We are delighted that two fan fund delegates will be traveling to attend Pemmi-Con.

The Trans-Atlantic Fan Fund was founded in 1953, to provide funds to bring well-known science fiction fans across the Atlantic. TAFF is funded entirely by donations. The TAFF delegate is chosen by a vote of fans. The TAFF delegate to Pemmi-Con is Sandra Bond.

The Canadian Unity Fan Fund (CUFF) was founded in 1981, to bring science-fiction fans across Canada. CUFF is funded by donations and the CUFF delegate is chosen by a vote of fans. The CUFF delegate to Pemmi-Con is Garth Spencer.

The fan fund delegates will attend the convention, take part in programming, and write trip reports.

Garth Spencer

Well, Garth is just this guy, you know …

Back in 1980, Garth joined a small SF club in Victoria B.C., and quickly discovered they had a library of fanzines – which meant, any small periodical a fan or club produced. At the time that was a major activity among fans.
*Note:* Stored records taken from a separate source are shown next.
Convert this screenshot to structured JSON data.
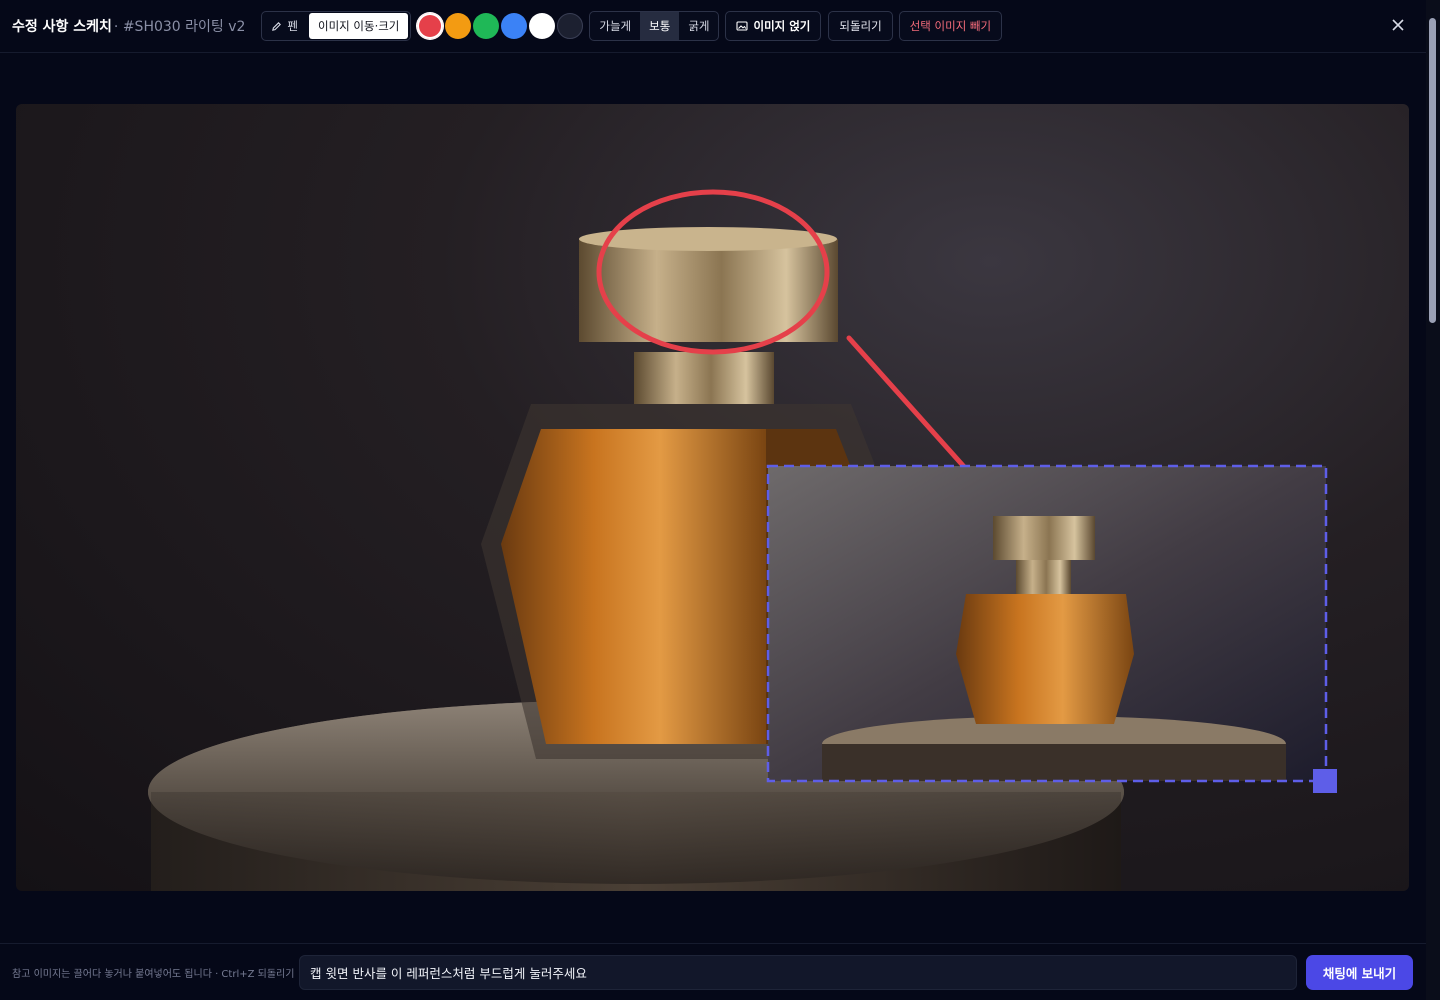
{
  "header": {
    "title": "수정 사항 스케치",
    "subtitle": "· #SH030 라이팅 v2",
    "tools": {
      "pen": "펜",
      "move": "이미지 이동·크기"
    },
    "colors": [
      "#e5404a",
      "#f39b12",
      "#1fb857",
      "#3b82f6",
      "#ffffff",
      "#1c2030"
    ],
    "stroke": {
      "thin": "가늘게",
      "normal": "보통",
      "thick": "굵게"
    },
    "insert_image": "이미지 얹기",
    "undo": "되돌리기",
    "remove_selected": "선택 이미지 빼기",
    "close_icon": "close-icon"
  },
  "footer": {
    "hint": "참고 이미지는 끌어다 놓거나 붙여넣어도 됩니다 · Ctrl+Z 되돌리기",
    "note_value": "캡 윗면 반사를 이 레퍼런스처럼 부드럽게 눌러주세요",
    "send": "채팅에 보내기"
  },
  "accent": "#4b48e6",
  "annotation_color": "#e5404a"
}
Within a few years (to the detriment of his post-secondary education) he was producing club newsletters and his own fanzines and, eventually, The Maple Leaf Rag – a newszine by and for Canadian fans, which succeeded Robert Runté’s famous New Canadian Fandom – with contributions from almost the whole country. His friends joked that he was a one-man threat to Canada’s forests.

Part of Garth’s thing, back then, was to clear up the unawareness and misconceptions some fans had about other fan groups and about convention practices. Another part was to find out what the Canadian SF and Fantasy Awards were. In 1985, Fran Skene in Vancouver asked Garth to handle the nominating and voting ballots for the Awards ((dubbed the Caspers at that time; more info inhttps://www.csffa.ca/)) at Canvention 6/VCON 14 in Vancouver the next year. Then he had to step down because he became a nominee in the first fanzine category award. He won for The Maple Leaf Rag. The next year, he moved to Vancouver and became an active part of the B.C. Science Fiction Association.
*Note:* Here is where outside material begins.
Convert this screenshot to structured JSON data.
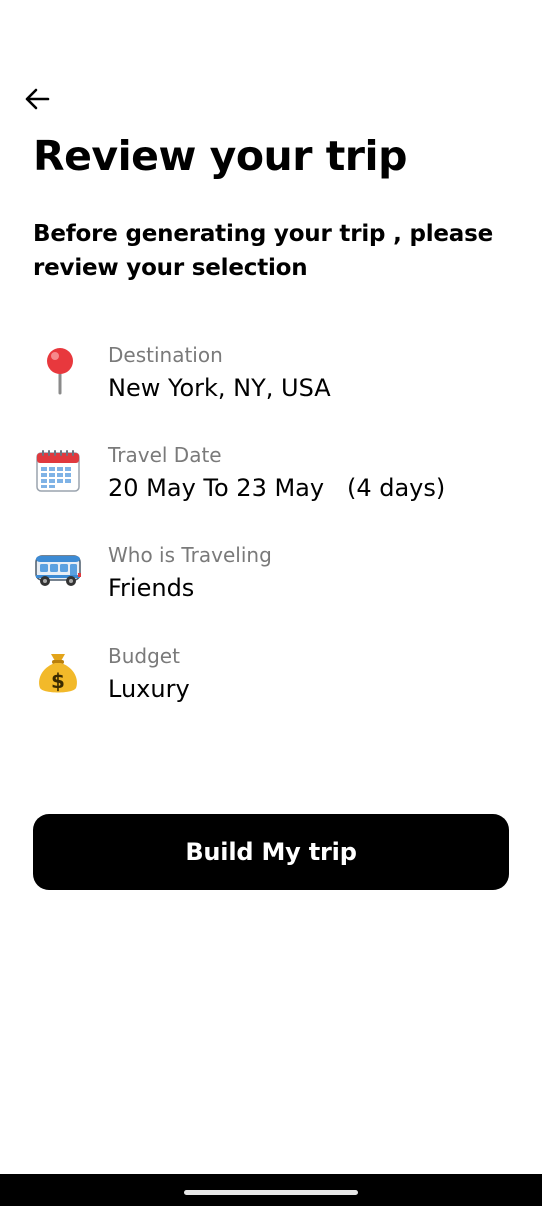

The Maple Leaf Rag also uncovered the Canadian Unity Fan Fund. In 1987, the Canvention hosted by Ad Astra in Toronto revived it. In 1999, Garth was the delegate to that year’s Canvention in Fredericton, New Brunswick; he titled his CUFF newsletter Or Something, and his trip report What I Did on My October Vacation. In 2006 he won the same award, now-named Prix Aurora, for Best Fan Publication again, for The Royal Swiss Navy Gazette.
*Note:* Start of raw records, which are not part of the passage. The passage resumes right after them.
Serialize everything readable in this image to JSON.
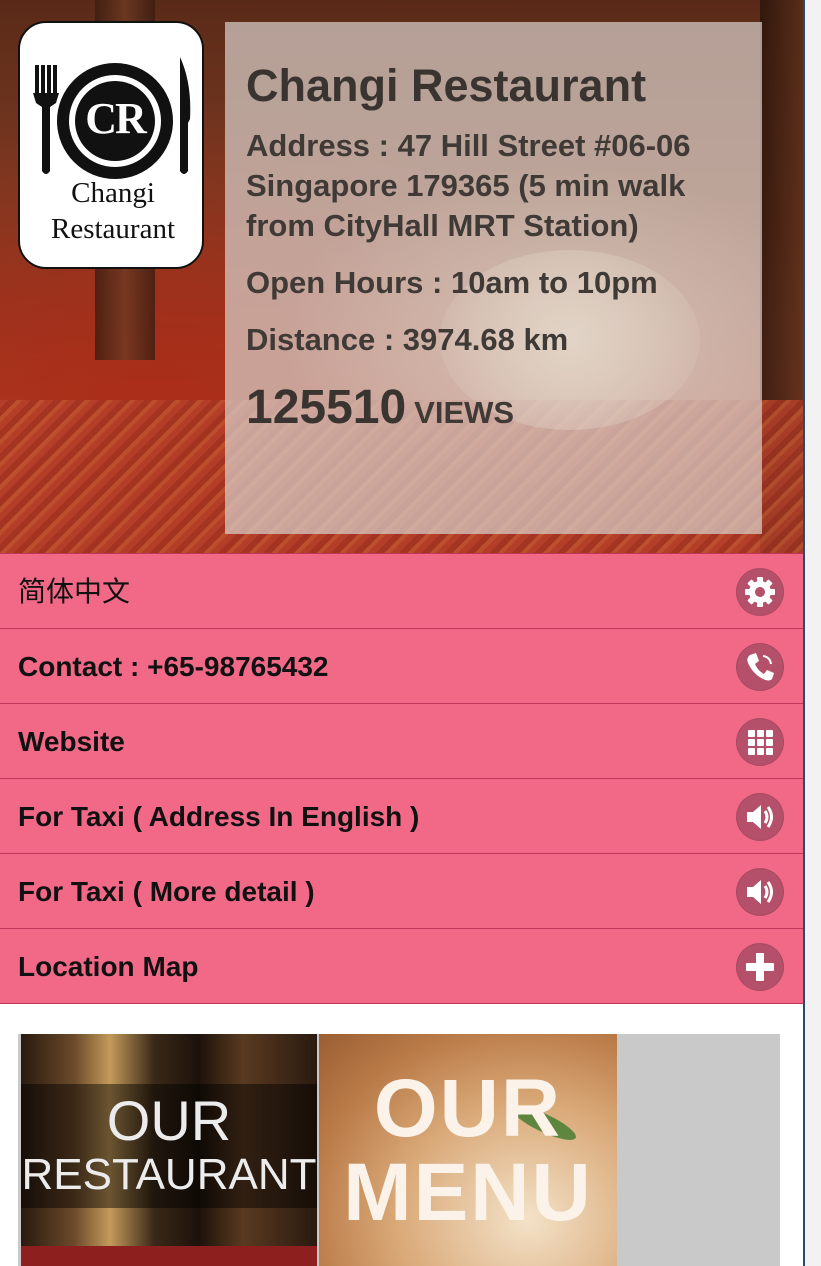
{
  "restaurant": {
    "logo": {
      "initials": "CR",
      "line1": "Changi",
      "line2": "Restaurant"
    },
    "name": "Changi Restaurant",
    "address": "Address : 47 Hill Street #06-06 Singapore 179365 (5 min walk from CityHall MRT Station)",
    "hours": "Open Hours : 10am to 10pm",
    "distance": "Distance : 3974.68 km",
    "views_count": "125510",
    "views_label": "VIEWS"
  },
  "menu": [
    {
      "label": "简体中文",
      "icon": "gear-icon"
    },
    {
      "label": "Contact : +65-98765432",
      "icon": "phone-icon"
    },
    {
      "label": "Website",
      "icon": "grid-icon"
    },
    {
      "label": "For Taxi ( Address In English )",
      "icon": "speaker-icon"
    },
    {
      "label": "For Taxi ( More detail )",
      "icon": "speaker-icon"
    },
    {
      "label": "Location Map",
      "icon": "plus-icon"
    }
  ],
  "tiles": [
    {
      "line1": "OUR",
      "line2": "RESTAURANT"
    },
    {
      "line1": "OUR",
      "line2": "MENU"
    }
  ],
  "colors": {
    "menu_bg": "#f26988",
    "menu_border": "#c2345a",
    "icon_bg": "#b5506a"
  }
}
Garth served as editor of BCSFAzine, during its changeover from hardcopy to online publication. He has continued to issue his own personalzines – variously titled Scuttlebutt, The World According to Garth, Sercon Popcult Litcrit Fanmag, The Royal Swiss Navy Gazette, The Art of Garthness, and more recently, The Obdurate Eye – and has joined APAs (Amateur Publishing Associations) based in Canada and in the United States. He has also produced an anthology of fannish articles, stories and humour, Confabulation, which is available on his website (https://www.vcn.bc.ca/~garth2/).

Today, Garth Spencer is 66 years old, but he still dresses the way he did in the 1980s (unless he decides to show you the Royal Swiss Navy field uniform). He still doesn’t know what to be when he grows up.

Sandra Bond

From Sandra: “I have won TAFF. Goshwowboyoboy. 

“When I look at the illustrious list of previous winners, I cannot help but feel like Romulus Augustulus. But there’s one difference, at least; which is that I shall not be the last of my kind. I shall strive to be the best TAFF delegate and administrator I can be, and to safeguard it on behalf of all fandom. 

In her platform Sandra wrote:  “I tripped over fandom at the age of seventeen, and immediately fell in love with it, in that blundering and overblown way in which teenagers tend to conduct romance.

“In the thirty-five years since then, I’ve partaken in pretty much every branch and every subdivision which fandom has to offer, and the one constant about it all is that I’m still in love with it.”

“…I shall look after TAFF with love.